5. Specialized Modalities: Embodied Task Reasoning

Mini-SWE-Agents adapted for embodied controller synthesis (notably Minigrid environments) demonstrate unique architectural and algorithmic requirements (Boulet et al., 24 Oct 2025):

  • Two-Level Agency: The "code-agent" designs a controller that itself acts as an agent within the simulated environment, implementing an act(obs) interface.
  • Information Discovery Modalities:
    • Static Code Analysis: Symbol and docstring access for environment source code, extracting minimal configuration and encoding necessary for correct code synthesis.
    • Dynamic Exploration: Probe scripts that empirically discover transition and reward mechanics, e.g., probing action mappings, interaction rules, or boundary conditions.
  • Access Conditions: Systematic ablation of code/exploration privileges reveals that static code analysis alone is marginally beneficial (+4–5 points), while dynamic exploration is overwhelmingly important (+60 points).
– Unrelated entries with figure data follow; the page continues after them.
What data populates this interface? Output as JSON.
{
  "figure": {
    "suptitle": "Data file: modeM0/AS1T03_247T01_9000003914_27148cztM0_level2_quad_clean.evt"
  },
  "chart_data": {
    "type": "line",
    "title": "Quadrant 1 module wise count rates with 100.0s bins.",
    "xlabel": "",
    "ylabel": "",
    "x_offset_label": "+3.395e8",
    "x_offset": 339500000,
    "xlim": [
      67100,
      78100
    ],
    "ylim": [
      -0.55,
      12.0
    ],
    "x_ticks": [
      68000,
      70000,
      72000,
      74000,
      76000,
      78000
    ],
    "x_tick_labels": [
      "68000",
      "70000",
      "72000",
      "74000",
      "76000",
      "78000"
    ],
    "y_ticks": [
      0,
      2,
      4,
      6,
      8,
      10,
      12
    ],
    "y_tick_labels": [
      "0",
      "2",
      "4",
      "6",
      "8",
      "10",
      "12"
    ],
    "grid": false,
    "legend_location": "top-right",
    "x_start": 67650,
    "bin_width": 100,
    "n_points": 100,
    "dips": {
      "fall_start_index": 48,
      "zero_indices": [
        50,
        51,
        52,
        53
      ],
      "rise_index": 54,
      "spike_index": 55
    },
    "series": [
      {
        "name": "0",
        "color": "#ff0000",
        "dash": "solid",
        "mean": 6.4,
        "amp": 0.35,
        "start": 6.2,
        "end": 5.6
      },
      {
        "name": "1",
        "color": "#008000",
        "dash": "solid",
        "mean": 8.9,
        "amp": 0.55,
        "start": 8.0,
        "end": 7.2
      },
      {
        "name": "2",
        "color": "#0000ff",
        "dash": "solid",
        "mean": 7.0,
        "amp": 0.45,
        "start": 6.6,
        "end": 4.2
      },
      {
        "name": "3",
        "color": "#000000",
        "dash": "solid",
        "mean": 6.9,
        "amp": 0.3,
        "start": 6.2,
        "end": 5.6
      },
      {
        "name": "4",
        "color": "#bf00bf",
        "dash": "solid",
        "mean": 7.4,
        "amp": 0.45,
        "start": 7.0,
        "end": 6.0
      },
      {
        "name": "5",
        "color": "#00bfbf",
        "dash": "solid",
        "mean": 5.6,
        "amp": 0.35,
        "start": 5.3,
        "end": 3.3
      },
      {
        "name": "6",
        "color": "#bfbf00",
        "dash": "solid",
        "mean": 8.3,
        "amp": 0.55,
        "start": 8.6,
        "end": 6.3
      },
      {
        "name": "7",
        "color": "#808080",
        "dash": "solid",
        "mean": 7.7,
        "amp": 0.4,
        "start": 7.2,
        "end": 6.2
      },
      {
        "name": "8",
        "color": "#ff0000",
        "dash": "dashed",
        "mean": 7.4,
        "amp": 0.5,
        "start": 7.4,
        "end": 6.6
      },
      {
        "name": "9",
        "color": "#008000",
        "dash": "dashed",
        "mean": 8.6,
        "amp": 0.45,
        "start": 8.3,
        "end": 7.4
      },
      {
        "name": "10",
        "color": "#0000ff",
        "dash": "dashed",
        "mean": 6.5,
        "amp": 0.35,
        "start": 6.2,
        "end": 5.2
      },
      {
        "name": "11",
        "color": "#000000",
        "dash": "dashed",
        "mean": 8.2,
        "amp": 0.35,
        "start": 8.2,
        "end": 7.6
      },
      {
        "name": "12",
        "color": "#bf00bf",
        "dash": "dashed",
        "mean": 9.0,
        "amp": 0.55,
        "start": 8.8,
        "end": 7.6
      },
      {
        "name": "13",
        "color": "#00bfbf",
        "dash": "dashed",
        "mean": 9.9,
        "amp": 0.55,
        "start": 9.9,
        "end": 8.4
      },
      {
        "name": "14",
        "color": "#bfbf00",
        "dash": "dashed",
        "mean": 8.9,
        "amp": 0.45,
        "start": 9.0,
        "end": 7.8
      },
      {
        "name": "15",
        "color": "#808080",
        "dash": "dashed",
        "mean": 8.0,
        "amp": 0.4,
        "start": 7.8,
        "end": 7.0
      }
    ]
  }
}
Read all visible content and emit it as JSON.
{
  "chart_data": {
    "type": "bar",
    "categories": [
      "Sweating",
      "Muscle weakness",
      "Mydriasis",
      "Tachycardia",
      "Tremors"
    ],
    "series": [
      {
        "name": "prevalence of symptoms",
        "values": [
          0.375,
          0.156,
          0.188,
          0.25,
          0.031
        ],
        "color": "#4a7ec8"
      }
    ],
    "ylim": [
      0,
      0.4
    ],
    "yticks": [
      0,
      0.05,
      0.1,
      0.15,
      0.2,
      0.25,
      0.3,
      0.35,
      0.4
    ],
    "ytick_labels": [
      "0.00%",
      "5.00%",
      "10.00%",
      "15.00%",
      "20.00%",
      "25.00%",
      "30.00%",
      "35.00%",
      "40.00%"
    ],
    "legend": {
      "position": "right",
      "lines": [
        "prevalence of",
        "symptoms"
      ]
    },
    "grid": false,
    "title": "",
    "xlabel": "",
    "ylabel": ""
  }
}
Combination leads only to minor synergistic gains.
  • Evaluation Regimes: best@k metrics reflect strong sampling benefits but reveal plateaus for particularly difficult or memory-dependent (partially observable) tasks.

6. Practical Recommendations, Limitations, and Future Research

Implementation Guidance:

  • For practical deployments, restrict edits to diff-based operations; utilize tool APIs with strict output parsing to control context expansion and reduce latency or cost per action (Robeyns et al., 21 Apr 2025).
  • Orchestrate agentic self-improvement with verifiable benchmarks, and include safety and audit trails for deployment robustness.
  • Apply curriculum learning or task selection when scaling to large, heterogeneous benchmarks (Boulet et al., 24 Oct 2025).

Recognized Limitations:

  • Lack of generalization to richer, more complex (e.g., 3D, continuous-control) domains for embodied tasks.
  • No accumulation of transferable skills across tasks in current baselines.
  • In embodied settings, unconstrained exploration scripts may reflect impractical or unsafe assumptions for certain real-world deployments.

Future Directions:

  • Establishment of hierarchical skill libraries (modular sub-controller composition),
  • Use of adaptive curricula (e.g., OMNI, MAGELLAN) for sequencing,
  • Integration of explicit memory and inference modules for partial observability,
  • Extension to more challenging, visually-rich, or multi-modal environments to anchor generalization (Boulet et al., 24 Oct 2025).

Taken collectively, Mini-SWE-Agents serve as a reproducible, computationally accessible reference for efficient LLM-based software engineering automation, advancing empirical and theoretical understanding of reasoning under real-world constraints and providing a scalable foundation for future research in embodied and agentic AI.